# What's the norm when it comes to grooming your pup?



## dotndani (Mar 19, 2007)

My groomer said every 6 weeks or so.I was happy with it except his nais were just cut not filed b/c when he jumped up on me he scratched my legs and she said that once he walks a littleon the sidwalk they'll get better.
They charged me 45.00,is that the norm as well??
Thanks


----------



## LuvMyHavanese (Apr 13, 2007)

I bathe my dogs every 1-2 weeks. I also trim the pads, belly, etc... I have taken them in for a professional groom but i dont feel they do any better than i do, so its saves me a TON of money to do it myself. I get their nails clipped every 2 weeks(i dont do that because they have black nails!). I have never seen anyone clip then file nails-so i am not sure about that.$45 is about average here. I have seen higher prices also.
I have heard that dogs who walk regularly on concrete etc... dont have to have their nails trimmed as often because that surface works like a file on the nails. I have heard that a few times. But my dogs are hardly ever walk on that.


----------



## LuvMyHavanese (Apr 13, 2007)

Dot, i was just looking at your grooming pics for Duncan(sooo cute!) & it looks like you keep your pup clipped. I would probably be crazy enough to try cutting my pups hair but would end up getting a pro to do it. I dont cut my dogs hair. They did have a horrible groom job a few months ago & Tripp's hair is just starting to grow out(he was NOT supposed to get a hair cut, grrr!).


----------



## dotndani (Mar 19, 2007)

I was very satisfied overalll,except for his nails.We do take him on long walks on the streets so hopefully they wont be sharp for long.They were very nice and friendly at the groomers and since it's right around the corner,its very convenient.


----------



## LuvMyHavanese (Apr 13, 2007)

The closest groomer to me is about 45 minutes away! Maybe thats why i am motivated to groom them myself. Or perhaps its the fact that i am getting my 3rd Hav & need to save $$$$!!


----------



## juliav (Nov 21, 2006)

Prices to groom a Hav in my area (shampoo, blowdry, hair...the works) range anywhere from $45 to $65 depending on where you go. Mine would probably charge closer to $60 (I do Bugsy myself for now) and I think that's a lot as I pay $80 (each) for my standards and they are a LOT of work!!!!


----------



## Brady's mom (Dec 1, 2006)

We take Brady every 4-6 weeks and it is $60. I have the same problem with the nails. They are very sharp after they are cut. It will take a day or two, but they do get dull. By the way, he looks great!


----------



## The Fussy Puppy Gang (May 21, 2007)

We paid $53 for Pepper's first groomer's visit. It was the full spa treatment. Bath, condition, coat trim, ears and nails. 

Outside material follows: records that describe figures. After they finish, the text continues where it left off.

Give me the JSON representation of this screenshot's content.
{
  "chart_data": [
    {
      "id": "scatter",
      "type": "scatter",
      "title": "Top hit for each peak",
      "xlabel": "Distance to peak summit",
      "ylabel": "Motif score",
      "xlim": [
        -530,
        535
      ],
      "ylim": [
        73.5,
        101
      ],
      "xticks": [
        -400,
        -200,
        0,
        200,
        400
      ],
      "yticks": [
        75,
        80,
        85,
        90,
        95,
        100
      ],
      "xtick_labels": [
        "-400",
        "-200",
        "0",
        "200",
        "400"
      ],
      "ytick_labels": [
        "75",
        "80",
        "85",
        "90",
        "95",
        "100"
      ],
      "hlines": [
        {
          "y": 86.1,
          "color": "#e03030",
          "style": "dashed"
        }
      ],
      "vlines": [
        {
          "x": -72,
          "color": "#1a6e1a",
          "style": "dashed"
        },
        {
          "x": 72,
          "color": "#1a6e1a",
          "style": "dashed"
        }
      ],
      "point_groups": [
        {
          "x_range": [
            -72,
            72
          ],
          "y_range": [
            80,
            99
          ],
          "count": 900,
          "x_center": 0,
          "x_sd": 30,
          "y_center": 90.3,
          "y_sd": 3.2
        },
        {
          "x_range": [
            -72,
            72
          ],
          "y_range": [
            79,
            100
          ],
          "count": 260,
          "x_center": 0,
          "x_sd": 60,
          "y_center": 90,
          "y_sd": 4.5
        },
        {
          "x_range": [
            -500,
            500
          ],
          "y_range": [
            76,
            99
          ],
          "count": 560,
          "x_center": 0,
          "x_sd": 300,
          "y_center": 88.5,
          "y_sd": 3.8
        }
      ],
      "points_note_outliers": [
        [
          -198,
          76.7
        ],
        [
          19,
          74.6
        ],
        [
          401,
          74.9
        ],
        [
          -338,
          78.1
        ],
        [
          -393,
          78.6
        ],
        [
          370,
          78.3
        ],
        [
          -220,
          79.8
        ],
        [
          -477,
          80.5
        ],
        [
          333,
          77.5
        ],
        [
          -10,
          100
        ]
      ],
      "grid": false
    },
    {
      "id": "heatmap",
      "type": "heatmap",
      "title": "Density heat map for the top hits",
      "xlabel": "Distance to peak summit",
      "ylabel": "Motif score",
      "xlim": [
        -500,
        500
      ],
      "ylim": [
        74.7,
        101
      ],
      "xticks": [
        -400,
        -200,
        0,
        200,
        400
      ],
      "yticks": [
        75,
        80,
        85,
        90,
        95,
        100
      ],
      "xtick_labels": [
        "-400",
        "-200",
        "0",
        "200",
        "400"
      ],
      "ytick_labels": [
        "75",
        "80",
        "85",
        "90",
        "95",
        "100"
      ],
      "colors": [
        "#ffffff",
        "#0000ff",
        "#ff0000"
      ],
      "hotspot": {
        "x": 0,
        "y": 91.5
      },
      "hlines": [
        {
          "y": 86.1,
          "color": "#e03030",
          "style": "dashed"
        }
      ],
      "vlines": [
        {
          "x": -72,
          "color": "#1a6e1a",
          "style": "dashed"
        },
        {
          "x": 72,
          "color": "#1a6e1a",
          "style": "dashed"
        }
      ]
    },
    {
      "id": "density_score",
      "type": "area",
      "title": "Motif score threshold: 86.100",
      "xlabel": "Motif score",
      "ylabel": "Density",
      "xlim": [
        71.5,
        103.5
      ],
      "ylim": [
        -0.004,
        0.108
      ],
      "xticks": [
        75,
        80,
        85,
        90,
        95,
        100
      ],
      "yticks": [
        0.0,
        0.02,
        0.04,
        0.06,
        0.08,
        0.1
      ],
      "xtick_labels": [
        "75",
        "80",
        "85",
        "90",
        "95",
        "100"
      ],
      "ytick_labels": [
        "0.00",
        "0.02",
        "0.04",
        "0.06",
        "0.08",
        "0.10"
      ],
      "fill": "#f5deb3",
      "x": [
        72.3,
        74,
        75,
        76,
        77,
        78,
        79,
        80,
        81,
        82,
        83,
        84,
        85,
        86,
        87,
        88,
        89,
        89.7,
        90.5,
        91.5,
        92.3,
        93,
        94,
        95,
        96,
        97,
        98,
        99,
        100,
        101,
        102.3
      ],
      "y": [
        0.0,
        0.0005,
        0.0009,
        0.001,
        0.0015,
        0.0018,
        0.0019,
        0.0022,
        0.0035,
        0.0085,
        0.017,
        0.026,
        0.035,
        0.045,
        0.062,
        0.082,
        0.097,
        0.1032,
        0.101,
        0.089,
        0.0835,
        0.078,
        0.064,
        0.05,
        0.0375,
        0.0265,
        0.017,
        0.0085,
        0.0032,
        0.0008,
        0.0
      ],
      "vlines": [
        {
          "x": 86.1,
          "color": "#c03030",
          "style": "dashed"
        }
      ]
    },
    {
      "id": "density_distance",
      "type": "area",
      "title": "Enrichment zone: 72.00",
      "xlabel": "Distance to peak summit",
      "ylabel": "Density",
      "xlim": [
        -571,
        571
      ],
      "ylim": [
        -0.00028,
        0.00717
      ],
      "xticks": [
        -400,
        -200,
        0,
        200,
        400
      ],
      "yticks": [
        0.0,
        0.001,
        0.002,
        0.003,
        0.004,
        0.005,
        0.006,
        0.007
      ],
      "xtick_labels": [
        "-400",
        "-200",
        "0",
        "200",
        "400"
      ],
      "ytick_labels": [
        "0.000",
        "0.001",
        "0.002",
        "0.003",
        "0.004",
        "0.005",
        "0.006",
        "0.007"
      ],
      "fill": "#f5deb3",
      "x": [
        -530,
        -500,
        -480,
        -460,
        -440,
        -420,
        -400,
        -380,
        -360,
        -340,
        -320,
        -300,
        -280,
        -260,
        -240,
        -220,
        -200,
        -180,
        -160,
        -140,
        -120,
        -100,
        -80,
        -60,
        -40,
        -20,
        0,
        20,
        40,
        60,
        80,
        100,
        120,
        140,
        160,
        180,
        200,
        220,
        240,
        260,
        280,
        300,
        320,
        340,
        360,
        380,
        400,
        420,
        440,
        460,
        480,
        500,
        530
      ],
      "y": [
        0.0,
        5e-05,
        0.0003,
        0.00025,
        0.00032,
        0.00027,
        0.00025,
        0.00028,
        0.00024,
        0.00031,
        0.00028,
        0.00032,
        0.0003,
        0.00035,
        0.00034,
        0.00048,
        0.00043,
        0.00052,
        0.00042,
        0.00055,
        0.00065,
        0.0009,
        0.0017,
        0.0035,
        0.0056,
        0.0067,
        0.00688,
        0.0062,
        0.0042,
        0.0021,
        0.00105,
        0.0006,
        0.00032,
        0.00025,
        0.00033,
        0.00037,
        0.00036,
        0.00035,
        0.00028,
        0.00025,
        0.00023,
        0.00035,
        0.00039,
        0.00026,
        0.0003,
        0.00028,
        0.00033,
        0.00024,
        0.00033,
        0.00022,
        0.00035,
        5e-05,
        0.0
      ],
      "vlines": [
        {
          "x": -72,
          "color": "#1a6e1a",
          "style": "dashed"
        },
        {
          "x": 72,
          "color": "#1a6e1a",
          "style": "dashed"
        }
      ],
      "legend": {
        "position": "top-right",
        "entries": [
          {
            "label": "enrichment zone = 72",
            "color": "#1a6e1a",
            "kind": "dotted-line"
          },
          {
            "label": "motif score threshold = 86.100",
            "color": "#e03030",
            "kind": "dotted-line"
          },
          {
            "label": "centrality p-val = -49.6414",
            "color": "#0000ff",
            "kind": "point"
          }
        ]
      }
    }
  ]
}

When we took him in for a bath and condition only, it was $28.

Now Pepper is getting a bath at home every week. I take him to the groomers once a month for a sanitary and nail trim. We do the ears at home but I'm not comfortable taking scissors to him at this point. :fear: 

Wanda


----------



## irnfit (Nov 21, 2006)

Dot, Duncan look great and that price is the going rate around here, also.


----------



## EMarie (Apr 11, 2007)

That is what I charge for the clip that duncun looks like...you can ask your groomer to grind the nails after she clips them. But some dogs won't tollerate the dremal so all that is left is to clip them. I am sure they will try if you ask them to.


----------



## Sunnygirl (Jun 1, 2007)

Nico hasn't been to the groomer yet, but our friends who have a Havanese told me they pay $65. Their Hav ends up getting scalped about every other time she goes because of mats - I'm hoping that when I take Nico he can be scissored. We give Nico a bath once a week (except this week - I'm holding off because he just got his flea and tick treatment), we brush him a few times a week (although probably not thoroughly enough) and we clean his ears out once or twice a week. He got a complimentary nail trim at the vet's office when he had his 2nd set of shots, and my 13 year old clipped his nails again today and trimmed his paws. He has black nails so we're trying to trim them just a little bit every other week. We are total novices at grooming and don't really know what we're doing, but we're trying our best to do the stuff that we think needs to be done between hair cuts. What else does the groomer do? I'm thinking we'll take Nico within the month for his first visit. When do most dogs visit the groomer for the first time?


----------



## ECudmore (Jun 5, 2007)

I took Racquet to be groomed once and thank heavens the grooomer was exeprienced with Havanese and gave him a perfect puppy cut, nails and ears , sacs drained, bath and blow dry-$35.00. That is a great price in our area.
His coat is very heavy and within two weeks he needed a trim.
Elayne


----------



## dotndani (Mar 19, 2007)

Sunnygirl,
Is Nico a chocolate??or is he black??Har to tell in the pic.
My groomer did a sham[poo,hair cut,nail cut,ears cleaned and hair pulled and blow dry.I believe that is all. There are plenty of groomers in my area,but for now I am happy with the groomer Duncan went to.


----------